Rest for the body

Practice from Invitation to Solitude and Silence by Ruth Haley Barton

From Chapter 5, “Rest for the Body”

I have calmed and quieted my soul, like a weaned child with its mother … — Psalm 131:2

Practice:

Take three deep, slow breaths – long inhalations as well as exhalations.  Close your eyes if that helps you to relax into your breathing.  Let your intent be to rest your whole self into God, knowing you are as safe with him as a baby is with his mother.

As you breathe, notice what happens in your body.  Where are the tight places that relax as you breathe?  Is there any way your body wants to shift or change position in order to be more comfortable?  Make whatever adjustments will deepen your rest.

Continue to breathe, resting openly and simply in God’s presence for a few moments.  Notice how things are with your body these days.  What feels tired?  What feels energized?  What hurts or aches or feels tight?  What feels good and strong and well?  Does your body feel loved and cared for or unbalanced and abused?

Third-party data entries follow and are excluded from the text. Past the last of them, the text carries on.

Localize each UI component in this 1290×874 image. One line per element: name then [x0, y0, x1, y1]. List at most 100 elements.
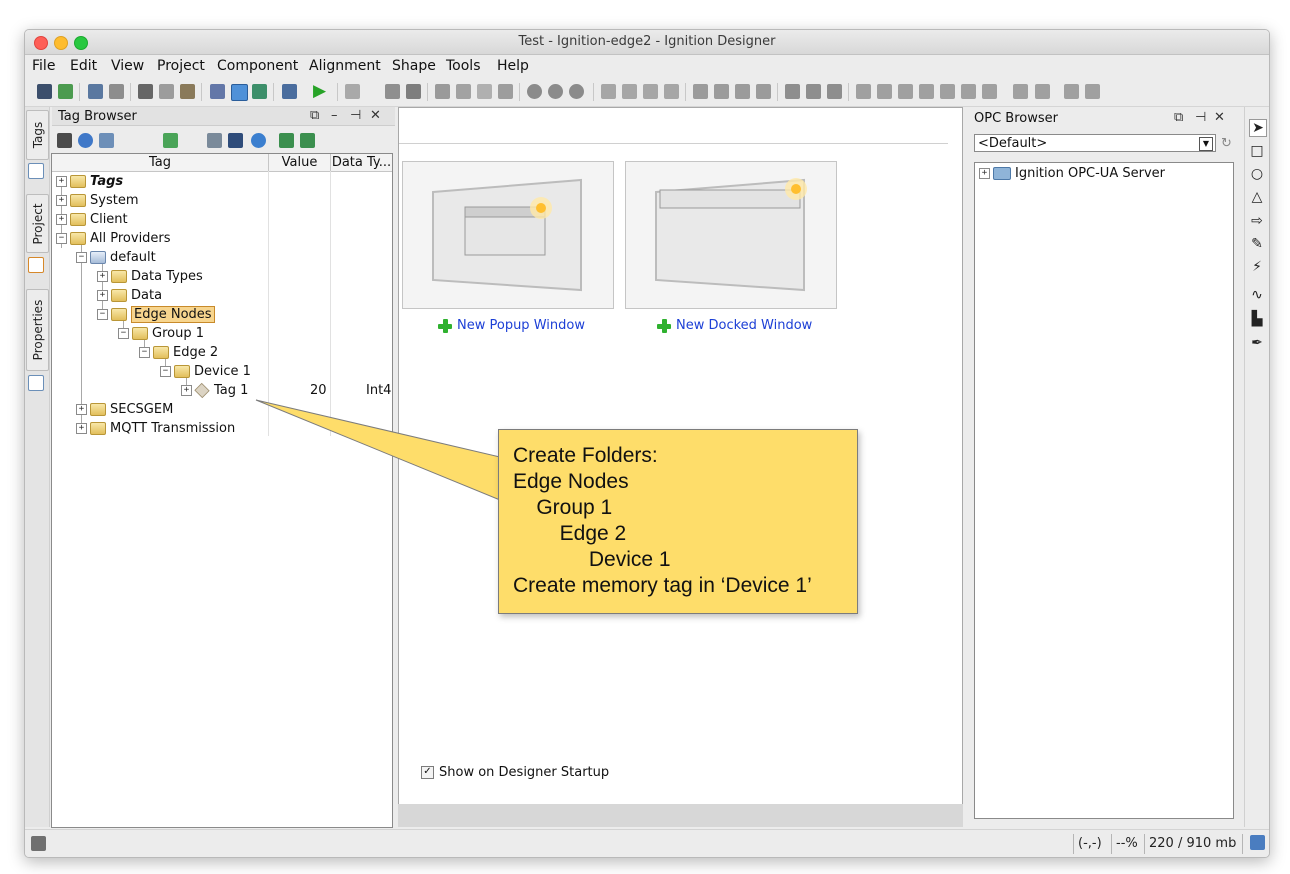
lock-icon[interactable]: [406, 84, 421, 99]
flip-2-icon[interactable]: [756, 84, 771, 99]
arrow-tool-icon[interactable]: ⇨: [1249, 213, 1265, 229]
copy-icon[interactable]: [159, 84, 174, 99]
tab-tags[interactable]: Tags: [26, 110, 49, 160]
align-middle-icon[interactable]: [961, 84, 976, 99]
tree-item-edge-nodes[interactable]: − Edge Nodes: [97, 305, 215, 324]
polygon-tool-icon[interactable]: △: [1249, 189, 1265, 205]
tree-item-default[interactable]: − default: [76, 248, 156, 267]
opc-server-tree[interactable]: + Ignition OPC-UA Server: [974, 162, 1234, 819]
menu-file[interactable]: File: [32, 58, 55, 74]
cube-icon[interactable]: [345, 84, 360, 99]
menu-alignment[interactable]: Alignment: [309, 58, 381, 74]
tree-item-edge-2[interactable]: − Edge 2: [139, 343, 218, 362]
menu-view[interactable]: View: [111, 58, 144, 74]
pencil-tool-icon[interactable]: ✎: [1249, 236, 1265, 252]
line-tool-icon[interactable]: ⚡: [1249, 259, 1265, 275]
launch-play-icon[interactable]: ▶: [313, 83, 328, 100]
tree-item-data-types[interactable]: + Data Types: [97, 267, 203, 286]
export-icon[interactable]: [300, 133, 315, 148]
provider-dropdown[interactable]: <Default> ▼: [974, 134, 1216, 152]
align-4-icon[interactable]: [664, 84, 679, 99]
float-icon[interactable]: ⧉: [1174, 110, 1183, 125]
add-tag-icon[interactable]: [163, 133, 178, 148]
cut-icon[interactable]: [138, 84, 153, 99]
tree-item-system[interactable]: + System: [56, 191, 138, 210]
gateway-status-icon[interactable]: [1250, 835, 1265, 850]
column-data-type[interactable]: Data Ty...: [331, 154, 392, 172]
align-top-icon[interactable]: [898, 84, 913, 99]
ellipse-tool-icon[interactable]: ○: [1249, 166, 1265, 182]
zoom-fit-icon[interactable]: [569, 84, 584, 99]
distribute-3-icon[interactable]: [1035, 84, 1050, 99]
minimize-panel-icon[interactable]: –: [331, 108, 338, 123]
tree-item-all-providers[interactable]: − All Providers: [56, 229, 171, 248]
tree-item-data[interactable]: + Data: [97, 286, 162, 305]
align-icon[interactable]: [601, 84, 616, 99]
import-icon[interactable]: [279, 133, 294, 148]
save-icon[interactable]: [37, 84, 52, 99]
window-icon[interactable]: [282, 84, 297, 99]
menu-edit[interactable]: Edit: [70, 58, 97, 74]
align-right-icon[interactable]: [877, 84, 892, 99]
paste-icon[interactable]: [180, 84, 195, 99]
column-value[interactable]: Value: [269, 154, 331, 172]
tab-properties[interactable]: Properties: [26, 289, 49, 371]
timer-icon[interactable]: [251, 133, 266, 148]
zoom-out-icon[interactable]: [548, 84, 563, 99]
binoculars-icon[interactable]: [57, 133, 72, 148]
intersect-icon[interactable]: [827, 84, 842, 99]
layer-icon[interactable]: [456, 84, 471, 99]
edit-tag-icon[interactable]: [207, 133, 222, 148]
path-tool-icon[interactable]: ∿: [1249, 287, 1265, 303]
difference-icon[interactable]: [806, 84, 821, 99]
preview-mode-icon[interactable]: [231, 84, 248, 101]
new-popup-window-card[interactable]: [402, 161, 614, 309]
close-panel-icon[interactable]: ✕: [370, 108, 381, 123]
update-project-icon[interactable]: [58, 84, 73, 99]
checkbox-checked-icon[interactable]: ✓: [421, 766, 434, 779]
align-3-icon[interactable]: [643, 84, 658, 99]
align-bottom-icon[interactable]: [919, 84, 934, 99]
tree-item-mqtt-transmission[interactable]: + MQTT Transmission: [76, 419, 235, 438]
gradient-tool-icon[interactable]: ▙: [1249, 311, 1265, 327]
show-on-startup-checkbox[interactable]: ✓ Show on Designer Startup: [421, 765, 609, 780]
rotate-2-icon[interactable]: [714, 84, 729, 99]
menu-component[interactable]: Component: [217, 58, 298, 74]
align-center-icon[interactable]: [940, 84, 955, 99]
tree-item-device-1[interactable]: − Device 1: [160, 362, 251, 381]
distribute-2-icon[interactable]: [1013, 84, 1028, 99]
align-2-icon[interactable]: [622, 84, 637, 99]
menu-help[interactable]: Help: [497, 58, 529, 74]
grid-layout-icon[interactable]: [31, 836, 46, 851]
new-docked-window-card[interactable]: [625, 161, 837, 309]
menu-shape[interactable]: Shape: [392, 58, 436, 74]
menu-tools[interactable]: Tools: [446, 58, 481, 74]
tree-item-tags[interactable]: + Tags: [56, 172, 123, 191]
align-left-icon[interactable]: [856, 84, 871, 99]
tree-item-group-1[interactable]: − Group 1: [118, 324, 204, 343]
column-tag[interactable]: Tag: [52, 154, 269, 172]
flip-icon[interactable]: [735, 84, 750, 99]
read-only-mode-icon[interactable]: [210, 84, 225, 99]
close-panel-icon[interactable]: ✕: [1214, 110, 1225, 125]
read-write-mode-icon[interactable]: [252, 84, 267, 99]
new-popup-window-link[interactable]: New Popup Window: [438, 318, 585, 333]
refresh-icon[interactable]: [78, 133, 93, 148]
group-icon[interactable]: [385, 84, 400, 99]
tab-project[interactable]: Project: [26, 194, 49, 253]
zoom-in-icon[interactable]: [527, 84, 542, 99]
distribute-icon[interactable]: [982, 84, 997, 99]
tree-item-ignition-opc-ua-server[interactable]: + Ignition OPC-UA Server: [979, 164, 1165, 183]
pin-icon[interactable]: ⊣: [350, 108, 361, 123]
new-docked-window-link[interactable]: New Docked Window: [657, 318, 812, 333]
chevron-down-icon[interactable]: ▼: [1199, 137, 1213, 151]
rotate-icon[interactable]: [693, 84, 708, 99]
height-icon[interactable]: [1085, 84, 1100, 99]
tree-item-tag-1[interactable]: + Tag 1: [181, 381, 248, 400]
width-icon[interactable]: [1064, 84, 1079, 99]
redo-icon[interactable]: [109, 84, 124, 99]
union-icon[interactable]: [785, 84, 800, 99]
tag-tree-table[interactable]: Tag Value Data Ty... + Tags + System + Clie…: [51, 153, 393, 828]
layout-icon[interactable]: [435, 84, 450, 99]
tree-item-client[interactable]: + Client: [56, 210, 128, 229]
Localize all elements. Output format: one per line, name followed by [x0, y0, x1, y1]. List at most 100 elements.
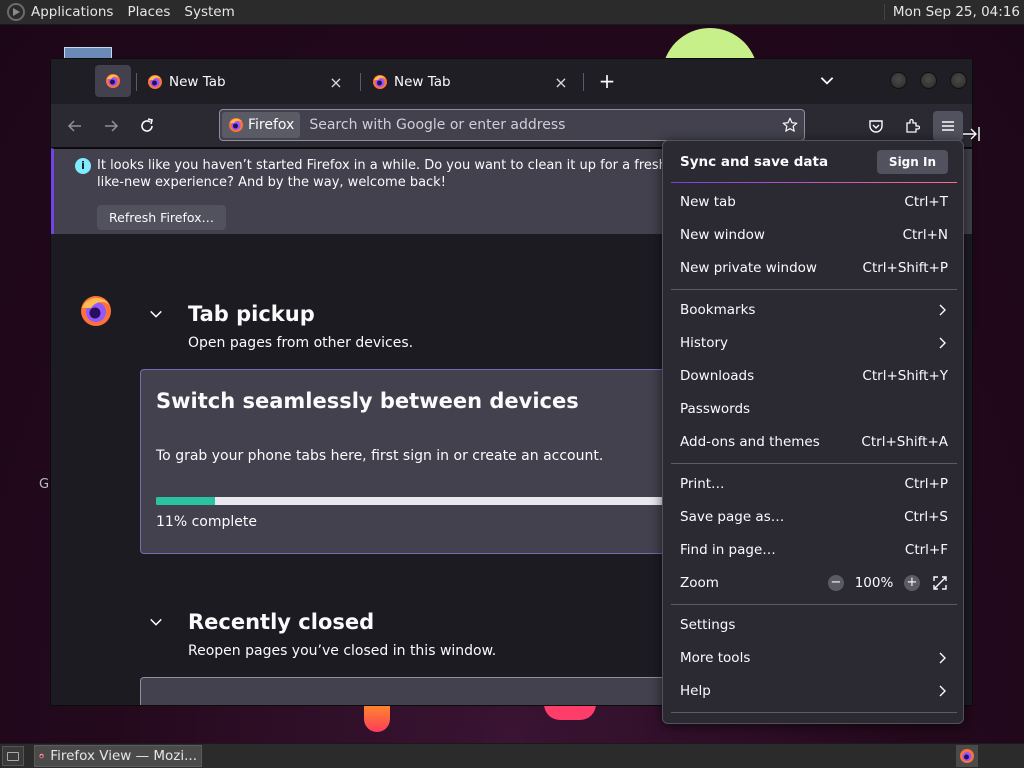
tab-bar: New Tab × New Tab × +	[51, 59, 972, 104]
menu-item-label: New window	[680, 227, 765, 243]
setup-progress-label: 11% complete	[156, 514, 257, 530]
menu-item-shortcut: Ctrl+Shift+P	[862, 260, 948, 276]
back-arrow-icon	[67, 120, 81, 132]
desktop-icon	[7, 751, 19, 761]
applications-menu[interactable]: Applications	[31, 4, 113, 20]
firefox-icon	[229, 118, 243, 132]
menu-separator	[671, 604, 957, 605]
bookmark-star-button[interactable]	[776, 112, 804, 138]
forward-button[interactable]	[100, 115, 122, 137]
tab-title: New Tab	[169, 74, 226, 90]
tab-new-tab-2[interactable]: New Tab ×	[362, 65, 578, 99]
tab-pickup-signin-card: Switch seamlessly between devices To gra…	[140, 369, 700, 554]
app-menu-button[interactable]	[933, 111, 963, 141]
system-logo-icon[interactable]	[7, 3, 25, 21]
recently-closed-subtitle: Reopen pages you’ve closed in this windo…	[188, 643, 497, 659]
tab-firefox-view[interactable]	[95, 65, 131, 97]
reload-icon	[141, 118, 153, 132]
identity-box[interactable]: Firefox	[222, 112, 301, 138]
menu-separator	[671, 463, 957, 464]
menu-item-history[interactable]: History	[671, 327, 957, 359]
menu-item-save-page-as[interactable]: Save page as… Ctrl+S	[671, 501, 957, 533]
tray-firefox-icon[interactable]	[956, 745, 978, 767]
menu-item-print[interactable]: Print… Ctrl+P	[671, 468, 957, 500]
desktop-icon-label[interactable]: G	[39, 477, 49, 492]
collapse-tab-pickup-chevron-icon[interactable]	[149, 307, 163, 321]
tab-close-icon[interactable]: ×	[552, 73, 570, 92]
setup-progress-bar	[156, 497, 696, 505]
menu-item-label: Passwords	[680, 401, 751, 417]
menu-item-label: Find in page…	[680, 542, 776, 558]
show-desktop-button[interactable]	[2, 746, 24, 766]
menu-item-downloads[interactable]: Downloads Ctrl+Shift+Y	[671, 360, 957, 392]
tab-separator	[583, 73, 584, 91]
info-icon: i	[75, 158, 91, 174]
menu-item-label: History	[680, 335, 729, 351]
menu-item-new-window[interactable]: New window Ctrl+N	[671, 219, 957, 251]
puzzle-piece-icon	[906, 118, 920, 133]
sign-in-button[interactable]: Sign In	[876, 150, 948, 174]
new-tab-button[interactable]: +	[597, 70, 617, 92]
menu-item-label: Zoom	[680, 575, 719, 591]
extensions-button[interactable]	[897, 111, 927, 141]
menu-item-settings[interactable]: Settings	[671, 609, 957, 641]
chevron-right-icon	[939, 652, 946, 664]
menu-item-label: Help	[680, 683, 711, 699]
reload-button[interactable]	[136, 115, 158, 137]
fullscreen-icon[interactable]	[932, 575, 948, 591]
menu-item-passwords[interactable]: Passwords	[671, 393, 957, 425]
chevron-right-icon	[939, 685, 946, 697]
tab-pickup-heading: Tab pickup	[188, 302, 315, 326]
refresh-firefox-button[interactable]: Refresh Firefox…	[97, 205, 227, 230]
chevron-right-icon	[939, 304, 946, 316]
app-menu-panel: Sync and save data Sign In New tab Ctrl+…	[662, 140, 964, 724]
close-window-button[interactable]	[950, 72, 967, 89]
desktop-wallpaper-shape	[544, 704, 596, 720]
pocket-icon	[869, 120, 883, 133]
menu-item-find-in-page[interactable]: Find in page… Ctrl+F	[671, 534, 957, 566]
menu-item-shortcut: Ctrl+N	[902, 227, 948, 243]
menu-item-shortcut: Ctrl+F	[904, 542, 948, 558]
minimize-button[interactable]	[890, 72, 907, 89]
identity-label: Firefox	[248, 117, 295, 133]
resize-cursor-icon	[963, 127, 981, 141]
list-all-tabs-chevron-down-icon[interactable]	[818, 71, 836, 89]
menu-item-label: Settings	[680, 617, 736, 633]
menu-item-help[interactable]: Help	[671, 675, 957, 707]
url-input[interactable]	[300, 117, 776, 133]
menu-item-shortcut: Ctrl+T	[904, 194, 948, 210]
taskbar-item-firefox[interactable]: Firefox View — Mozi...	[34, 745, 202, 767]
tab-new-tab-1[interactable]: New Tab ×	[137, 65, 353, 99]
menu-item-shortcut: Ctrl+S	[904, 509, 948, 525]
recently-closed-card	[140, 677, 700, 705]
firefox-icon	[39, 753, 44, 759]
maximize-button[interactable]	[920, 72, 937, 89]
menu-item-more-tools[interactable]: More tools	[671, 642, 957, 674]
pocket-button[interactable]	[861, 111, 891, 141]
menu-item-new-tab[interactable]: New tab Ctrl+T	[671, 186, 957, 218]
sync-label: Sync and save data	[680, 154, 829, 170]
tab-title: New Tab	[394, 74, 451, 90]
clock[interactable]: Mon Sep 25, 04:16	[883, 4, 1020, 20]
menu-item-label: New private window	[680, 260, 817, 276]
zoom-in-button[interactable]: +	[904, 575, 920, 591]
menu-item-label: Save page as…	[680, 509, 785, 525]
firefox-logo-icon	[81, 296, 111, 326]
zoom-out-button[interactable]: −	[828, 575, 844, 591]
zoom-reset-button[interactable]: 100%	[844, 575, 904, 591]
places-menu[interactable]: Places	[127, 4, 170, 20]
sync-accent-divider	[671, 182, 957, 183]
system-menu[interactable]: System	[184, 4, 234, 20]
tab-close-icon[interactable]: ×	[327, 73, 345, 92]
menu-item-bookmarks[interactable]: Bookmarks	[671, 294, 957, 326]
menu-item-addons-and-themes[interactable]: Add-ons and themes Ctrl+Shift+A	[671, 426, 957, 458]
menu-separator	[671, 289, 957, 290]
menu-item-shortcut: Ctrl+Shift+Y	[862, 368, 948, 384]
menu-separator	[671, 712, 957, 713]
firefox-icon	[373, 75, 387, 89]
firefox-icon	[960, 749, 974, 763]
address-bar[interactable]: Firefox	[219, 109, 805, 141]
collapse-recently-closed-chevron-icon[interactable]	[149, 615, 163, 629]
back-button[interactable]	[64, 115, 86, 137]
menu-item-new-private-window[interactable]: New private window Ctrl+Shift+P	[671, 252, 957, 284]
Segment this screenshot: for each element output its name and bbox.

Is there anything God seems to want to give you right now in response to your body’s need: a few minutes to curl up and rest under a warm blanket, a quiet walk, time to just keep sitting and relishing his presence?

Allow yourself to rest in God in this physical, tangible way for as long as you can in your time of solitude.  Close your silence with a brief prayer of gratitude for God’s care experienced in these moments.  Ask him to help you to remain in this resting stance in whatever activity you enter next.